Sabemos que as oportunidades existentes no mercado de trabalho ainda não voltaram a contento. Muitos candidatos, na ânsia de uma recolocação, o que é natural, acabam se propondo a trabalhar em funções ou mesmo posições que não correspondem a sua experiência ou a sua vivência profissional.

Para tentar ajudar nosso leitor que tem essas dúvidas, vou deixar três dicas bem simples, mas de grande valia:

Júnior – Profissional recém-graduado, com até 5 anos de experiência. Exerce funções simples, que não exigem conhecimento aprofundado. Costumam atuar acompanhados pelo seu supervisor e tem necessidade de orientação.
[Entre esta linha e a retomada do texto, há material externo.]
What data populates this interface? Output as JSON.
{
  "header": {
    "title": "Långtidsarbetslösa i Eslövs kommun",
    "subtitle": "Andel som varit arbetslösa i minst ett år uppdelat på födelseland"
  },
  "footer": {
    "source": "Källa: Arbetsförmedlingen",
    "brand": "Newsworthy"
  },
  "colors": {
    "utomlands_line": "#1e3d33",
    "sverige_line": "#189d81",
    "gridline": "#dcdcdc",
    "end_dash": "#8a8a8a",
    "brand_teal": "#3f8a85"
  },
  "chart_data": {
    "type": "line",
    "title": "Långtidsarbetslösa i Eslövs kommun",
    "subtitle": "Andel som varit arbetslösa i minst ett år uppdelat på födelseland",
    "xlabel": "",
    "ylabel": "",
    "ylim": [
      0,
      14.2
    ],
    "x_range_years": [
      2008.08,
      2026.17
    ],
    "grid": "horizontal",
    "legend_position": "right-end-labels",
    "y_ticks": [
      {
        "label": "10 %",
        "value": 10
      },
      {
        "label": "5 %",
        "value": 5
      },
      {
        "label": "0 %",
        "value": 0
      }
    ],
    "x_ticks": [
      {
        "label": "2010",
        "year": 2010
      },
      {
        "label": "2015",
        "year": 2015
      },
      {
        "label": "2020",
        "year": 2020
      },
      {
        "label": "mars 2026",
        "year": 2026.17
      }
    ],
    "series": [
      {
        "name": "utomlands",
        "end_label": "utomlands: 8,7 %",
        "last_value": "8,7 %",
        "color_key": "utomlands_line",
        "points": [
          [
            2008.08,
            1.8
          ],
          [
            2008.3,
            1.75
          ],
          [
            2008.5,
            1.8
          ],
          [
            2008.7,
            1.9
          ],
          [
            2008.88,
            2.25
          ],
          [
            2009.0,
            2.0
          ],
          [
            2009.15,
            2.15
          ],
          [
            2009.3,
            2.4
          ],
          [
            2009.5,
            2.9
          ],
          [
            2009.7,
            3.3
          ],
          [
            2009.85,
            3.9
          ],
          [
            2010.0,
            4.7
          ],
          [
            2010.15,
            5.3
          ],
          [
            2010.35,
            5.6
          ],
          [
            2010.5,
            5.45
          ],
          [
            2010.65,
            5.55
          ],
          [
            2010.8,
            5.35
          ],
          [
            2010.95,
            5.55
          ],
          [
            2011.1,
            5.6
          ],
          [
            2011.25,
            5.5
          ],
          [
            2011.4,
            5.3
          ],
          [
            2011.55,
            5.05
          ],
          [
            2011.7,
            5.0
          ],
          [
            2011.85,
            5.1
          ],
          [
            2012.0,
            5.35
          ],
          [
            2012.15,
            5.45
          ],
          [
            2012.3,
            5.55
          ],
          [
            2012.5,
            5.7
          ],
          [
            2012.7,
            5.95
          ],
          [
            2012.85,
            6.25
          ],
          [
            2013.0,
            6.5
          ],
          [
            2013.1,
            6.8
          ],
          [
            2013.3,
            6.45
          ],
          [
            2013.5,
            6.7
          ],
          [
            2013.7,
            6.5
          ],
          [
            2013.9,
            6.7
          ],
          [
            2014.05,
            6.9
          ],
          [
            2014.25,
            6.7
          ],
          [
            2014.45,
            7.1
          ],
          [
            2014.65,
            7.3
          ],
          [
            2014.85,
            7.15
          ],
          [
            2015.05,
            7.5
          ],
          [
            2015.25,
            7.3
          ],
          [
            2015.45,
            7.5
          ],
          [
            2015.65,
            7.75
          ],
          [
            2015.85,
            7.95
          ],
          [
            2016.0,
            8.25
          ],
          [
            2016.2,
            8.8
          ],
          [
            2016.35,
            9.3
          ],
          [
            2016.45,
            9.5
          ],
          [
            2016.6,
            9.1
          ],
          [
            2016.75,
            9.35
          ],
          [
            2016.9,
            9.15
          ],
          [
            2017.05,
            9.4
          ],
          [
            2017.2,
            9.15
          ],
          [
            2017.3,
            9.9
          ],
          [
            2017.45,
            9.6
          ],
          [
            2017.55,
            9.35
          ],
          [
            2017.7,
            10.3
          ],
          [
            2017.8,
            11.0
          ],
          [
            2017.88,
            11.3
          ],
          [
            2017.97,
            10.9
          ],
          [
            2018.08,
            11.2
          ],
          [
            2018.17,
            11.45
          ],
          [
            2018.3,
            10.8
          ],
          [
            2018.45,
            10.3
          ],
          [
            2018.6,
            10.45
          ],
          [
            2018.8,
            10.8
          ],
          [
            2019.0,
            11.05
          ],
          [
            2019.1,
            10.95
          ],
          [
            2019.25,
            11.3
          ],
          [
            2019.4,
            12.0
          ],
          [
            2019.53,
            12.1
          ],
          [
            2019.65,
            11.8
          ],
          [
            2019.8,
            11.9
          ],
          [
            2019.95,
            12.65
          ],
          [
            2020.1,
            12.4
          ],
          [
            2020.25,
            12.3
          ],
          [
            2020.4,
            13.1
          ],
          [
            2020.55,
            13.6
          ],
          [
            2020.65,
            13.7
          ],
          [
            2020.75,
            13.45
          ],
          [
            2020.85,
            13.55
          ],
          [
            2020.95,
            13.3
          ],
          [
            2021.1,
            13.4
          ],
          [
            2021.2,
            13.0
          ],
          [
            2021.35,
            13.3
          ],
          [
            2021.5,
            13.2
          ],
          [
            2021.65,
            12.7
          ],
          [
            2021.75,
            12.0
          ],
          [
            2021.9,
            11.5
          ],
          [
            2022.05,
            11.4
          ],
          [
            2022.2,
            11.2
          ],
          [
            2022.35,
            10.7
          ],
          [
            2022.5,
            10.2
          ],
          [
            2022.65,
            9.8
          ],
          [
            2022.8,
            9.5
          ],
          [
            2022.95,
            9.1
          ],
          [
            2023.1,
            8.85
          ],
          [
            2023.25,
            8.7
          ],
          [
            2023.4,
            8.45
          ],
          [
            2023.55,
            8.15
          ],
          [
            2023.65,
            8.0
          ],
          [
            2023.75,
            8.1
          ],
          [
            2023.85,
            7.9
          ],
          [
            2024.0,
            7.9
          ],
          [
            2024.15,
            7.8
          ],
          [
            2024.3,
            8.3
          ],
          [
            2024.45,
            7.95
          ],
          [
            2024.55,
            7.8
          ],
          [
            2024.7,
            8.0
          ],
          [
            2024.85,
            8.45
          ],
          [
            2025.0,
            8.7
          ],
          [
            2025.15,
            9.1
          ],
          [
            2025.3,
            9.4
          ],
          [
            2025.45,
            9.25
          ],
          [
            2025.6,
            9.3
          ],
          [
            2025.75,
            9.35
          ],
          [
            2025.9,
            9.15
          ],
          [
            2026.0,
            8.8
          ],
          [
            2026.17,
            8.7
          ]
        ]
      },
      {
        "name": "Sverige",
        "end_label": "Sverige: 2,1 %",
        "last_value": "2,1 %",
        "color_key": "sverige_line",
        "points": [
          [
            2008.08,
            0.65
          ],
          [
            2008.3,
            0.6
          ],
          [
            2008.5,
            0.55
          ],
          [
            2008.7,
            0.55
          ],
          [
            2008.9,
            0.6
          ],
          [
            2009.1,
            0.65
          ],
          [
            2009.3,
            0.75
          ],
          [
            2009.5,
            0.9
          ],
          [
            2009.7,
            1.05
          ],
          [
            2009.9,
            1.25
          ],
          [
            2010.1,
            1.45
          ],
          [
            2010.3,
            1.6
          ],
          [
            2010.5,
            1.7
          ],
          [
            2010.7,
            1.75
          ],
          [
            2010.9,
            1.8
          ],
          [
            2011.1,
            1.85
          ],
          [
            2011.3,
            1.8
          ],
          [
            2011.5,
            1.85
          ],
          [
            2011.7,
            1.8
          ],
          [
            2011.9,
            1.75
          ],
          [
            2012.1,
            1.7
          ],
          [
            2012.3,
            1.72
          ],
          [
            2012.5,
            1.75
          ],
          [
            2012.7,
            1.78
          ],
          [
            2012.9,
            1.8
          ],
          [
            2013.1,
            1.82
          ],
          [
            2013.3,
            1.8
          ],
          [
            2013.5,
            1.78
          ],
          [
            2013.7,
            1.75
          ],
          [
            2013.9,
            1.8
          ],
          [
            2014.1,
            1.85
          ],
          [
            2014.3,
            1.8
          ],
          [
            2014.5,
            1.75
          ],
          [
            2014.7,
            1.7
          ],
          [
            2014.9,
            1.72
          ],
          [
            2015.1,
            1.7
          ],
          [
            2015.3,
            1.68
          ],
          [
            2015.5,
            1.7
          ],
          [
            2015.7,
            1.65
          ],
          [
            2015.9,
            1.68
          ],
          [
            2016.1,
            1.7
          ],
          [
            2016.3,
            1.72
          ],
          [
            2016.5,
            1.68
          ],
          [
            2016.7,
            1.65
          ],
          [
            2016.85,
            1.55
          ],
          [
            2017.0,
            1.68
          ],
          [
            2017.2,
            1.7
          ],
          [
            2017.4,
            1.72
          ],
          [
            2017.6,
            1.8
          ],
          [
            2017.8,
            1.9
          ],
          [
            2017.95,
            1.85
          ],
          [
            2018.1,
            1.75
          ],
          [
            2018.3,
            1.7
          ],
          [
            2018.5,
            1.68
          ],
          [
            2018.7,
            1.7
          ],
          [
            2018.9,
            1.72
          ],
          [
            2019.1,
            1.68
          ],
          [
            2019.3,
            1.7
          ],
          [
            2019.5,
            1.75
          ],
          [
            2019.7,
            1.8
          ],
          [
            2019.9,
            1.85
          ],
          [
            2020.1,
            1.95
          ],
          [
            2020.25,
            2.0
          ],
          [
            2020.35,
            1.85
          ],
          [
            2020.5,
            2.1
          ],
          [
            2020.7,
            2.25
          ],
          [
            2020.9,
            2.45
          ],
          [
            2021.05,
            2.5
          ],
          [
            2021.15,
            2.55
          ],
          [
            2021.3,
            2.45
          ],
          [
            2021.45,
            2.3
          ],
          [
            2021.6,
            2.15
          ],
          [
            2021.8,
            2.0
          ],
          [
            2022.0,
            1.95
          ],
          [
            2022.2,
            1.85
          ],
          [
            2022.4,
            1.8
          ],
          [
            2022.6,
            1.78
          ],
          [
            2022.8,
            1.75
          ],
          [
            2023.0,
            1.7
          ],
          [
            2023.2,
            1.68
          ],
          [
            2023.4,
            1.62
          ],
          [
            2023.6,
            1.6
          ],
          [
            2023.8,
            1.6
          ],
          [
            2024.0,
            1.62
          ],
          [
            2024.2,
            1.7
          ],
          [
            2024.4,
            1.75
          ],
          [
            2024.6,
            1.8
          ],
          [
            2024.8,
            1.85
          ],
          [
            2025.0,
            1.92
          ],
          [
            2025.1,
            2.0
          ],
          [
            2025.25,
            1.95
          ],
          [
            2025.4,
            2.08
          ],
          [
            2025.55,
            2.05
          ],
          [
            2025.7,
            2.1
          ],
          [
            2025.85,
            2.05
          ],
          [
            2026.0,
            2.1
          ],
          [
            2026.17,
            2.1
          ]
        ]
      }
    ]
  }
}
Pleno – Tem entre 6 e 9 anos de experiência. Geralmente é pós-graduado e exerce atividades específicas que exigem um conhecimento mais embasado. Pode coordenar equipes, orientar estagiários e realizar tarefas mais complexas, porém precisa do acompanhamento de um supervisor para a tomada de decisões.

Sênior – A partir de 10 anos de experiência, um trabalhador pode ser considerado sênior. Esse profissional tem pós-graduação, especializações em áreas específicas e algumas certificações. Um trabalhador com essas características tem experiência profunda na área e assume a responsabilidade sobre projetos, tomadas de decisões e criação de soluções, além de participar da gestão de pessoas.

Além desses três níveis, também existem profissionais que são classificados como ‘master’, com mais de 15 anos de experiência e que atuam por demandas. Não é exigência na hierarquia das empresas. São poucas que dotam essa modalidade, sendo mais comuns em áreas de Comunicação e TI.

Sendo estas as classificações mais comuns dentro das empresas de maneira geral, oriento a você que está buscando uma nova oportunidade no mercado a ficar atento a qual delas realmente é a sua posição.

Tenha foco, não perca tempo e nem demande tempo das empresas buscando colocação onde seu currículo não se encaixa. Já tive exemplos de pessoas altamente qualificadas que foram contratadas para desempenhar uma função a qual a posição não iria absorver nem metade de sua capacidade.

No começo essas pessoas até pareciam ser um ‘achado’, mas com o passar do tempo se desmotivavam, pois, o trabalho braçal, a sensação de que já viveu aquilo e o valor do salário abaixo de sua capacidade foram fatores que pesaram. Ruim para o profissional, péssimo para as corporações que precisaram fazer um novo processo de seleção.

O contrário também vale. Não se candidate para funções as quais você não possui toda a bagagem com a justificativa de que “com o tempo eu vou aprendendo”. As vagas quando disponibilizadas, já subentendem que o profissional precisa ter no mínimo aqueles requisitos. Provavelmente seu currículo não será aceito e com o passar do tempo você pode se sentir desmotivado achando que as empresas não estão dando atenção devida para sua candidatura.

Então a regra de ouro é: se candidate a oportunidade que realmente você tem bagagem para atender. Nem mais, nem menos. Pode ter a certeza que há sim espaço para você no mercado. Sendo assertivo, as chances de êxito aumentam.